M. Corbyn, 69 ans, a déposé une motion de censure contre le gouvernement, qui sera débattue mercredi. Il espère une défaite aussi cuisante que la veille pour Mme May, le Parlement ayant rejeté l'accord de Brexit avec 230 voix d'avance.
Depuis le référendum de juin 2016 qui a décidé la sortie du Royaume-Uni de l'UE, Jeremy Corbyn a entretenu l'ambiguïté face au Brexit, dans un parti aux députés très majoritairement europhiles.
Il a résisté aux pressions de la base du parti et des syndicats qui souhaitent un nouveau référendum sur le sujet. Mais il a précisé au fur et à mesure sa position, appelant à un accord de retrait qui maintienne l'union douanière avec l'UE et améliore les droits des travailleurs.
Personne ne donnait cher de sa peau, pourtant, lorsqu'il a remporté à la surprise générale le vote des adhérents du parti en 2015. Considéré comme un rêveur gauchisant, le presque septuagénaire à la barbe blanche a pourtant survécu à maintes cabales et assis son autorité, avec le soutien indéfectible d'un mouvement, "Momentum", situé très à gauche au sein du Labour.
"Il a un contrôle total sur le parti à l'exception de la question du Brexit" sur lequel les voix dissonantes se font entendre, soulignait pour l'AFP Tim Bale, professeur à l'Université Queen Mary de Londres. Car "à la fois la base et certains syndicats aimeraient clairement que le Labour fasse évoluer sa position en essayant d'arrêter le Brexit, par exemple en soutenant un second référendum".
Le leader travailliste a plutôt mis l'accent sur les sujets sociaux, comme la lutte contre le chômage ou la pauvreté. Défendant une hausse des investissements publics, la renationalisation de certains services comme le chemin de fer, ou le contrôle des loyers, Jeremy Corbyn a pris pour principale cible les mesures d'austérité du gouvernement conservateur de Theresa May.
Né le 26 mai 1949, Jeremy Corbyn a développé son sens de l'engagement politique auprès de ses parents, un ingénieur et une enseignante, tombés amoureux lors d'une manifestation contre la guerre civile espagnole.
Élevé dans l'ouest de l'Angleterre, il ne se passionne guère pour les études. Bac en poche, il part deux ans en Jamaïque pour le compte d'une association caritative. À son retour, il s'installe à Islington, quartier du nord de Londres, à l'époque coeur de la contestation gauchiste.
Militant syndical, il est élu depuis 1983 député de cette circonscription, où il vit toujours dans une maison modeste, avec sa troisième épouse, une Mexicaine de vingt ans sa cadette.

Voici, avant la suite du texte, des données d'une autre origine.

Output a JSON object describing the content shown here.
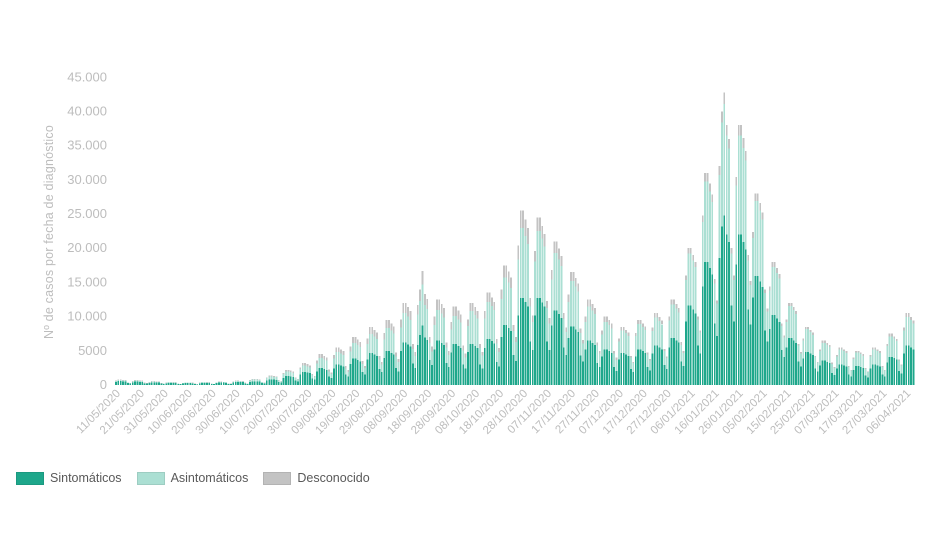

Il a trois fils.
Végétarien, Corbyn confiait au Guardian en 2015 mener une vie "très normale", lui qui continue de se déplacer à vélo.
Après des années marquées par la ligne centriste imposée par Tony Blair, il a dû se battre pour imposer sa vision de gauche et affronter une partie de l'appareil travailliste refusant d'être dirigée par un rebelle. Il avait en effet voté 533 fois contre la ligne du parti depuis 1997.

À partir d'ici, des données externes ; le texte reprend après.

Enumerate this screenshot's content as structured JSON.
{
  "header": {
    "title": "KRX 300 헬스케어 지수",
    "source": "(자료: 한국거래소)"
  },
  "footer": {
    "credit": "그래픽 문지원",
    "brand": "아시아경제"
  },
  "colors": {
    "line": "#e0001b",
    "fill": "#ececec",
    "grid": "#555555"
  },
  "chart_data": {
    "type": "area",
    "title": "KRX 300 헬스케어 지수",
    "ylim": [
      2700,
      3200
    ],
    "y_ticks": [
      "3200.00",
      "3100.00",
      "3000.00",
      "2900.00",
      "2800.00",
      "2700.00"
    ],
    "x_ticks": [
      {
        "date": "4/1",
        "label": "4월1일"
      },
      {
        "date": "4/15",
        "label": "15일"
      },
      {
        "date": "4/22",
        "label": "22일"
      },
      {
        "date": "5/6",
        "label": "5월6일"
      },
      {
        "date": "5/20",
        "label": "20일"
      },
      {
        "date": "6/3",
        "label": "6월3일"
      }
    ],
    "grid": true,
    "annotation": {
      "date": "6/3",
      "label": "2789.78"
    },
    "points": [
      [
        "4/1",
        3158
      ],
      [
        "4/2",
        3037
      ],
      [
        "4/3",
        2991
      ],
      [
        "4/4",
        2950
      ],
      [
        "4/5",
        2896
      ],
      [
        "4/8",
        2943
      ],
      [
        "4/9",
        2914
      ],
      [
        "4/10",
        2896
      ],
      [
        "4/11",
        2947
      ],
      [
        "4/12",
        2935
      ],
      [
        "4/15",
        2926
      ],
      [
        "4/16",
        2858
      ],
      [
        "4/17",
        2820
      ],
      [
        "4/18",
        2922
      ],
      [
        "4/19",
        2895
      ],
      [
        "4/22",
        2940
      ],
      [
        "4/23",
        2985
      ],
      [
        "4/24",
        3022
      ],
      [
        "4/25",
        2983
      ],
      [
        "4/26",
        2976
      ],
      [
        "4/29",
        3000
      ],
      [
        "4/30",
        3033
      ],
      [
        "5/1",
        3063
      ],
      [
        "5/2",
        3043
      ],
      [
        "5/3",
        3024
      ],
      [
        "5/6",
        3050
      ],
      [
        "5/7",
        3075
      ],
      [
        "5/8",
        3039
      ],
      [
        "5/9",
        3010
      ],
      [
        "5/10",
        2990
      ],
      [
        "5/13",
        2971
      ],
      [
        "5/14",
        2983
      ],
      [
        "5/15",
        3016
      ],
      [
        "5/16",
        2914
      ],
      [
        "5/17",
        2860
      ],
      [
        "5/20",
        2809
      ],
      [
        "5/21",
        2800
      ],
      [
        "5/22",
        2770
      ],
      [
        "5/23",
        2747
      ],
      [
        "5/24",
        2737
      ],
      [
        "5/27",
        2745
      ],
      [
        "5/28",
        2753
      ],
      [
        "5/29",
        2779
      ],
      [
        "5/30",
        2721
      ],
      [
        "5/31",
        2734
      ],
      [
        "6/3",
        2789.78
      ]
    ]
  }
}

Dissensions, polémiques: la fronde culmine après le vote sur la sortie de l'UE. Accusé de n'avoir pas fait assez pour empêcher le Brexit, Corbyn essuie une motion de défiance un an après son élection. Mais il y survit.
En juin 2017, il est à la surprise générale le grand gagnant des législatives, améliorant le score du Labour, alors qu'il était raillé au sein même de son parti. Theresa May perd alors sa majorité.

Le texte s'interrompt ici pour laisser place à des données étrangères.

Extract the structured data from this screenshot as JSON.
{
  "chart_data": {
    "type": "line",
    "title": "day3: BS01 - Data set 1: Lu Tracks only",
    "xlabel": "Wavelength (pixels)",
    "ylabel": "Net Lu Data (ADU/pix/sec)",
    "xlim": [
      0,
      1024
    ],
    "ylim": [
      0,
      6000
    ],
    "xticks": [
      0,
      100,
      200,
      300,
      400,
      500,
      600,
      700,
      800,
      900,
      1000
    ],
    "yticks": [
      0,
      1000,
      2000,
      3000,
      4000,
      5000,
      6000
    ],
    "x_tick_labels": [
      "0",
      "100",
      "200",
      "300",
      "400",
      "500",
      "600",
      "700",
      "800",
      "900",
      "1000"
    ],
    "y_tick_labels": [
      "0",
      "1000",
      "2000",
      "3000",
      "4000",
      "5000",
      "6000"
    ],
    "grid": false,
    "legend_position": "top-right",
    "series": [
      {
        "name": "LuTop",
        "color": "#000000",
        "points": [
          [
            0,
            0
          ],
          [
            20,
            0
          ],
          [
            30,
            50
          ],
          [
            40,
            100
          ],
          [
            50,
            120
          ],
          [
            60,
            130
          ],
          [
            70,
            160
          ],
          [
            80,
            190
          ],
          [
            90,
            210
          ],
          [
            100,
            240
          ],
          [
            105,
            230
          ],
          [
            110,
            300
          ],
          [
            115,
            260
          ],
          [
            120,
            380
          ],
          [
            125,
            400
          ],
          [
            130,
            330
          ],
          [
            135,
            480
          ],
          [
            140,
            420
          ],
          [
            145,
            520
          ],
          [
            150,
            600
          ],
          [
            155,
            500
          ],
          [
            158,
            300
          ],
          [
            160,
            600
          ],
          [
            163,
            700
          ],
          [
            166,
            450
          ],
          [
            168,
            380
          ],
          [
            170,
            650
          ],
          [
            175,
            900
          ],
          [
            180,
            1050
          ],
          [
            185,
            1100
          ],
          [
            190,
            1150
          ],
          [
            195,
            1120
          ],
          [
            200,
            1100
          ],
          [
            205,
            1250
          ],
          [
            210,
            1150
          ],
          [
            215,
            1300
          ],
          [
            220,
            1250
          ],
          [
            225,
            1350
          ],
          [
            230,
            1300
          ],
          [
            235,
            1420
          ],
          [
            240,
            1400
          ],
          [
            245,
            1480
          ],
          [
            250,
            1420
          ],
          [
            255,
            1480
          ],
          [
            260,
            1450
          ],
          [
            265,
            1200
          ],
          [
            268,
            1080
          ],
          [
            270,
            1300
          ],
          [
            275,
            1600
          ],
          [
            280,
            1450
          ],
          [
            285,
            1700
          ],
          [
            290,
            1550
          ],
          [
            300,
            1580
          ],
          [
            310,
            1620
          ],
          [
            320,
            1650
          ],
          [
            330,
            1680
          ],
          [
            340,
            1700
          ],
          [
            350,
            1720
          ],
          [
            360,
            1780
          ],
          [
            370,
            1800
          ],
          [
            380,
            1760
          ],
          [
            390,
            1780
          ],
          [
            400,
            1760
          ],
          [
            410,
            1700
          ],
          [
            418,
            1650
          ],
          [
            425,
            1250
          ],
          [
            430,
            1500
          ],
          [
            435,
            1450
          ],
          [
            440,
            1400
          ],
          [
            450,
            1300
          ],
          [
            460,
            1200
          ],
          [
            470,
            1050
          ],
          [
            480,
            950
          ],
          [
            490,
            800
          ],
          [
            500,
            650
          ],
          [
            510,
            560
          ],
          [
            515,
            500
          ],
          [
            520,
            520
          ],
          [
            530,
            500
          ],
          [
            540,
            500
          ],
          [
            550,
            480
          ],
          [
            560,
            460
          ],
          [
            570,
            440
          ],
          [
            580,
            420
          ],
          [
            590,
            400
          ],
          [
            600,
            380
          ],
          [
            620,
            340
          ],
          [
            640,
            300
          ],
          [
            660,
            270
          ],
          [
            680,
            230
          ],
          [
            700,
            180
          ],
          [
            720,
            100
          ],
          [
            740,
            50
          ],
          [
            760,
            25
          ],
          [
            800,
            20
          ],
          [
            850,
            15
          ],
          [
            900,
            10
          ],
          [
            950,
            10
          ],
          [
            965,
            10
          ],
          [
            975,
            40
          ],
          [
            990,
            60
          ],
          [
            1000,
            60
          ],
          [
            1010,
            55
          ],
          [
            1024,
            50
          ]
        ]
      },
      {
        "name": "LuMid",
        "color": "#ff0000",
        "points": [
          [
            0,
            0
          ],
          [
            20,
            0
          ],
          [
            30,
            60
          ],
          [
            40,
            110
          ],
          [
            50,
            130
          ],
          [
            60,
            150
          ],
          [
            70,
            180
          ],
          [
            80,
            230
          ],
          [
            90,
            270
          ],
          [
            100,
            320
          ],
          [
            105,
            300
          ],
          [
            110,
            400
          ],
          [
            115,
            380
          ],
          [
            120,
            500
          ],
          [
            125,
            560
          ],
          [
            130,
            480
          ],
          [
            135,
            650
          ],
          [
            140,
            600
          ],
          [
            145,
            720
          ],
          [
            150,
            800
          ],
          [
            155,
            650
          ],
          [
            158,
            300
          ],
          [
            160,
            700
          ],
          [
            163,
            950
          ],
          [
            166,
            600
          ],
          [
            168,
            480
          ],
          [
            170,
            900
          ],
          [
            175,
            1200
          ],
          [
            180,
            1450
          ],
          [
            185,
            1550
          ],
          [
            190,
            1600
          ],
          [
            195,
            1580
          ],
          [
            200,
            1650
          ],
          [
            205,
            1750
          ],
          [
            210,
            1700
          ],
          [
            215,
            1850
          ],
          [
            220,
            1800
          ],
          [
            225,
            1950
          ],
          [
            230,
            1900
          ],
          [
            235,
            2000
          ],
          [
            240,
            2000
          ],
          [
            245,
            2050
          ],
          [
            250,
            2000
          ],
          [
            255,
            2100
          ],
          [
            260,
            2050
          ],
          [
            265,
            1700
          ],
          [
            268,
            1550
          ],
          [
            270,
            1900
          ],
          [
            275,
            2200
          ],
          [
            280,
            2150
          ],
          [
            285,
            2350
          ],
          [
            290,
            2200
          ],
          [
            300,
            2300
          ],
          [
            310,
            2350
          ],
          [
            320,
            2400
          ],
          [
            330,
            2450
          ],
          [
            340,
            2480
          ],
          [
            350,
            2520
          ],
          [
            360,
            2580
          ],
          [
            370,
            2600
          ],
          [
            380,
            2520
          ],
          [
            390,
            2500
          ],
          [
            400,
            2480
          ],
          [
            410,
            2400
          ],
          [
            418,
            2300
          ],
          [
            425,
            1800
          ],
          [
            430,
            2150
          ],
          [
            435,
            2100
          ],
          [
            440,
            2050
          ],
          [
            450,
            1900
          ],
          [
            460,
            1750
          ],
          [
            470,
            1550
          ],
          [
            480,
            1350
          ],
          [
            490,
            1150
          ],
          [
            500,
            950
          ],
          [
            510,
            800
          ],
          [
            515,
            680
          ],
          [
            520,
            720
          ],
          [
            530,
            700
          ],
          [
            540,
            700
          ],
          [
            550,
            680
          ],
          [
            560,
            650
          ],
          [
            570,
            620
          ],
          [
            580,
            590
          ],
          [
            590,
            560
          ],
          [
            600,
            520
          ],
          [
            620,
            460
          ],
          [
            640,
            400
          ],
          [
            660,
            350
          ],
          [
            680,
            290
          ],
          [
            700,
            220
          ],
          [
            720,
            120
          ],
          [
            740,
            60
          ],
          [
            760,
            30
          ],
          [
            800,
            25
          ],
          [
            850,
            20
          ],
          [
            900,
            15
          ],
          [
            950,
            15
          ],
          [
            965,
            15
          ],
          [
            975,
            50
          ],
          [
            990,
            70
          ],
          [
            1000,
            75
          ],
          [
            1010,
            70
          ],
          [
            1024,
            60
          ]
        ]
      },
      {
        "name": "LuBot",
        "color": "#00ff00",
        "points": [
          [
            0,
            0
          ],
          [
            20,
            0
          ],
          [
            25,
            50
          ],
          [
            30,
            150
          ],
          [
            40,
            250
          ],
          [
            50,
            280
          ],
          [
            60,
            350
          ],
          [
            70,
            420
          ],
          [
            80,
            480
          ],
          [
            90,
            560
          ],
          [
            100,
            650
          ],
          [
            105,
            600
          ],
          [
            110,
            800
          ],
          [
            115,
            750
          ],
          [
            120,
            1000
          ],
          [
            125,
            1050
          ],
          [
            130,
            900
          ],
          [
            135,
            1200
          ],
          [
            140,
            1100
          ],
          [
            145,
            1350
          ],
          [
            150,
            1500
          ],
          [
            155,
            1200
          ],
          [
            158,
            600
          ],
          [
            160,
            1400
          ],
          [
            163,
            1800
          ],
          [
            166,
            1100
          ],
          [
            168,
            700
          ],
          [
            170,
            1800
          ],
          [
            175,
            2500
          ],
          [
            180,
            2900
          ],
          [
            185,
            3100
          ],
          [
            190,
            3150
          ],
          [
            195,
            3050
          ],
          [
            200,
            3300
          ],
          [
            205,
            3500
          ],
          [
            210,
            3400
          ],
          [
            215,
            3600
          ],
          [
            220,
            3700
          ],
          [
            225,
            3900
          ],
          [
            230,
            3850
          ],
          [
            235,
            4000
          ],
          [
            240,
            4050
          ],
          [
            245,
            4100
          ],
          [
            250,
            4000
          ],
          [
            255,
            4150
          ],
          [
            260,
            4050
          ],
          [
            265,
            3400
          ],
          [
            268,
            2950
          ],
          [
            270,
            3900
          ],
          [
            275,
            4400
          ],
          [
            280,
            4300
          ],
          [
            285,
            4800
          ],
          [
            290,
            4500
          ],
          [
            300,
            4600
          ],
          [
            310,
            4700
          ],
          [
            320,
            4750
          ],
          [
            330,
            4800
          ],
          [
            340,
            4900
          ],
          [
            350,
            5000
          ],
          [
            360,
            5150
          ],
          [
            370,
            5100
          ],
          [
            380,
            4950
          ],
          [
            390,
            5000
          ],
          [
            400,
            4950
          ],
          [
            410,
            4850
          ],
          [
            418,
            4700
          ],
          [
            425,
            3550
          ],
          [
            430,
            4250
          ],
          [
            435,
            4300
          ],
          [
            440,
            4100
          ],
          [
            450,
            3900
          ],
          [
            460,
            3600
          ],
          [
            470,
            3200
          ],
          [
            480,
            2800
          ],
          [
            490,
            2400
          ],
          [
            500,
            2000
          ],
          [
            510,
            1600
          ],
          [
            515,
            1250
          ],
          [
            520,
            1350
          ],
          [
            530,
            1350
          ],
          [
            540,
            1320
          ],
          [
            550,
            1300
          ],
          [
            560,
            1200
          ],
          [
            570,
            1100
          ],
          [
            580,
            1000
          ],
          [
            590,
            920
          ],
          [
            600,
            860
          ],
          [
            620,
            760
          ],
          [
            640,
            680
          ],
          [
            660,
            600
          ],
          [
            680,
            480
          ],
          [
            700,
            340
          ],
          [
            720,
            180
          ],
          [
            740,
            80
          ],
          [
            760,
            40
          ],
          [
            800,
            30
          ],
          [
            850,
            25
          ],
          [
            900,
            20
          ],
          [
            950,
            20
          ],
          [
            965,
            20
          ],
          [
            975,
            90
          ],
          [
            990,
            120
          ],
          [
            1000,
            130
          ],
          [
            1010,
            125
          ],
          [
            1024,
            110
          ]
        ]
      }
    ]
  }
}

Son parti n'arrive toutefois pas à percer dans les sondages depuis, alors même que les conservateurs se déchirent autour du Brexit.
Son positionnement effraye les électeurs plus modérés, et il est un véritable épouvantail pour les milieux économiques. Son image a aussi été ternie par plusieurs affaires d'antisémitisme au sein de son parti, qu'il est accusé de ne pas avoir combattu.